Già nell'aprile 2022 si era formalizzata, attraverso un protocollo, la collaborazione tra Comune di Ravenna, Flai Cgil provinciale e regionale, Dipartimento di Scienze Giuridiche dell'Università di Bologna, Associazione TERRA!, ADIR, L'Altro Diritto ODV, AGCI, CIDAS Cooperativa Sociale, Farsi Prossimo ODV, finalizzata al contrasto dello sfruttamento lavorativo in agricoltura e alla presa in carico delle vittime nella provincia di Ravenna.
Condividere buone pratiche ed esperienze, in questi quattro anni, ha dimostrato come la collaborazione renda più efficace il perseguimento della missione istituzionale di ciascun soggetto coinvolto nella Rete locale, a beneficio delle vittime di sfruttamento e del contrasto del fenomeno.
«Il prosieguo di questa collaborazione, aperta alle adesioni di altri soggetti ed enti, rappresenta un passo importante nel consolidamento di una rete territoriale che, in questi anni, ha saputo costruire relazioni solide, competenze specializzate e strumenti concreti per contrastare lo sfruttamento lavorativo in agricoltura e tutelare le persone più vulnerabili - dichiara Fabio Sbaraglia, assessore alla Multiculturalità del Comune di Ravenna -. Il lavoro svolto congiuntamente da istituzioni, organizzazioni sindacali, università ed enti del terzo settore, cui si aggiunge oggi anche l'Organizzazione Internazionale per le Migrazioni, dimostra come la collaborazione sia la chiave per affrontare fenomeni complessi e in continua evoluzione. Dal 2023 il Comune di Ravenna ha supportato 43 vittime di sfruttamento lavorativo nei loro percorsi di reintegrazione socioeconomica: un dato che testimonia l'impatto concreto di questa rete sul territorio. Continueremo a sostenere con convinzione questa esperienza, promuovendo legalità, inclusione sociale e tutela dei diritti del lavoro, affinché Ravenna resti un territorio capace di contrastare ogni forma di sfruttamento e di garantire dignità e opportunità a tutte le lavoratrici e a tutti i lavoratori. A luglio prenderanno avvio due nuove progettualità: Common Ground II, in partnership con la Regione Emilia-Romagna, e Art. 18 ter, una sperimentazione promossa da Anci che vede il nostro Comune coinvolto insieme ad altri nove enti locali».

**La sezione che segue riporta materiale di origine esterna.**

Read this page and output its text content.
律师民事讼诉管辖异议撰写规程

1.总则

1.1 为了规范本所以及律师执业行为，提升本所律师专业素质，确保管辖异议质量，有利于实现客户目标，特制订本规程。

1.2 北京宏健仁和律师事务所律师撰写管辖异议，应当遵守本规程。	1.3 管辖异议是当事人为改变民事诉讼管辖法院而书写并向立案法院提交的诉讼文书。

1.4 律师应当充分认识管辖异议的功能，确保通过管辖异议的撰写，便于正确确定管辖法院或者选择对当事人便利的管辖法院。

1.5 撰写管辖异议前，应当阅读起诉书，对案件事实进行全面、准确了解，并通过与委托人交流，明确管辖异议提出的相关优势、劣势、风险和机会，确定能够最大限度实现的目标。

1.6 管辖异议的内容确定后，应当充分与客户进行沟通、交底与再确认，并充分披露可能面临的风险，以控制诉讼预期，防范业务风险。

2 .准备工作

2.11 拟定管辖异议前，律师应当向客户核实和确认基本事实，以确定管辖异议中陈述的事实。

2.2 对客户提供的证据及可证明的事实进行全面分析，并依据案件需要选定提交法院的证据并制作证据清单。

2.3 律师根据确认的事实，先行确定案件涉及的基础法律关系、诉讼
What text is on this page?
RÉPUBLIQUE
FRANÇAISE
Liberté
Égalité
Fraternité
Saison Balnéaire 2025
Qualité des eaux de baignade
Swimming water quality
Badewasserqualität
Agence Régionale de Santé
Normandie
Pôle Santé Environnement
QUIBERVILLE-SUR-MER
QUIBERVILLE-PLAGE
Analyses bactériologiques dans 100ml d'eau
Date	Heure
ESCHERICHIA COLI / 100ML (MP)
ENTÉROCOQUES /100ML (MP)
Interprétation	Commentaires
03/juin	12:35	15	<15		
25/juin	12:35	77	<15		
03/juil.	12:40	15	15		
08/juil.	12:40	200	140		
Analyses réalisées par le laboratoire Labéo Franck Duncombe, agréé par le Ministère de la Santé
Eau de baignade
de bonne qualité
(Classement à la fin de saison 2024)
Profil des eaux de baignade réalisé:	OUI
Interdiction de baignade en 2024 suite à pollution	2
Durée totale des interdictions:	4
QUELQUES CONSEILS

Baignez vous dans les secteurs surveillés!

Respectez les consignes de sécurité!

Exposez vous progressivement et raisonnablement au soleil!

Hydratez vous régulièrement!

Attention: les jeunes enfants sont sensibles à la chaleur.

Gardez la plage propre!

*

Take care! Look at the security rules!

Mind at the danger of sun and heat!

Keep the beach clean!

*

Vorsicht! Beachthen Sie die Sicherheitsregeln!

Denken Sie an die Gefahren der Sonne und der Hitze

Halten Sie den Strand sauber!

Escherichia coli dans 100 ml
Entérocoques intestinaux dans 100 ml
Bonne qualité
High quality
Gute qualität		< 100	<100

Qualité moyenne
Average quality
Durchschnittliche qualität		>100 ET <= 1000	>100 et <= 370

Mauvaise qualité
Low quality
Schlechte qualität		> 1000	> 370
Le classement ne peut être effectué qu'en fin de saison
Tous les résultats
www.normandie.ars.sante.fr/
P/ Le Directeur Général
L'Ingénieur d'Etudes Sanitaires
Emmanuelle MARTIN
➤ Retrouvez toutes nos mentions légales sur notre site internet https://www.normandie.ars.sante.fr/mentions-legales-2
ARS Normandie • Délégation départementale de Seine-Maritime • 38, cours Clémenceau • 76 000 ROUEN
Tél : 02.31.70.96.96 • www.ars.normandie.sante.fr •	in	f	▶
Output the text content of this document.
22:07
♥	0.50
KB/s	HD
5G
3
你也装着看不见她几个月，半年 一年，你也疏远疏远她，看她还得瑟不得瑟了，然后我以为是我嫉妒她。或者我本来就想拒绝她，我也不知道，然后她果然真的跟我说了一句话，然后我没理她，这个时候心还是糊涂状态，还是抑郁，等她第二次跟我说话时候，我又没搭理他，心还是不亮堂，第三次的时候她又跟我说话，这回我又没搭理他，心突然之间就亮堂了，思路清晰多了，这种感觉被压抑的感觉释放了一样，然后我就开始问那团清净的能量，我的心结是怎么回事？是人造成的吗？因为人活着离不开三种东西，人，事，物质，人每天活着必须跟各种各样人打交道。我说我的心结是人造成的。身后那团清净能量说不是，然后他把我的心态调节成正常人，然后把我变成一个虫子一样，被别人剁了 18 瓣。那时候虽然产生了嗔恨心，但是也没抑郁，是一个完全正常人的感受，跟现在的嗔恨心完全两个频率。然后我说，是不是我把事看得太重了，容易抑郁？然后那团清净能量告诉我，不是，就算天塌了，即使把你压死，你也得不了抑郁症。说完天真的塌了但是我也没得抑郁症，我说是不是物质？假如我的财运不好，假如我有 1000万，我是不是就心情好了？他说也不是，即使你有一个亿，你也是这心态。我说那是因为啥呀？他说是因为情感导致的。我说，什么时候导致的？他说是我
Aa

«Il rinnovo del Protocollo – commentano Laura Mazzesi, segretaria generale Flai Cgil provinciale, e Marco Rinaldi, Responsabile del progetto contro lo sfruttamento in agricoltura a Ravenna – è anche l'occasione per dotare la Rete Territoriale Locale di un nuovo strumento: l'Osservatorio Provinciale, insediato venerdì 19 giugno nella sede della Cgil di Ravenna. L'Osservatorio sarà lo spazio nel quale analizzare qualità e quantità del fenomeno sul territorio provinciale, cogliendone ogni aspetto nella sua costante evoluzione, e consentirà alla Rete di mettere in atto azioni di contrasto sempre più efficaci e di rafforzare la tutela delle vittime. Lo sfruttamento lavorativo in agricoltura è presente anche nella provincia di Ravenna, in sacche di speculazione alimentate da soggetti che tentano di lucrare sul bisogno e sulla ricattabilità delle lavoratrici e dei lavoratori. Ma il tessuto sociale sano della nostra comunità non permetterà loro di prosperare».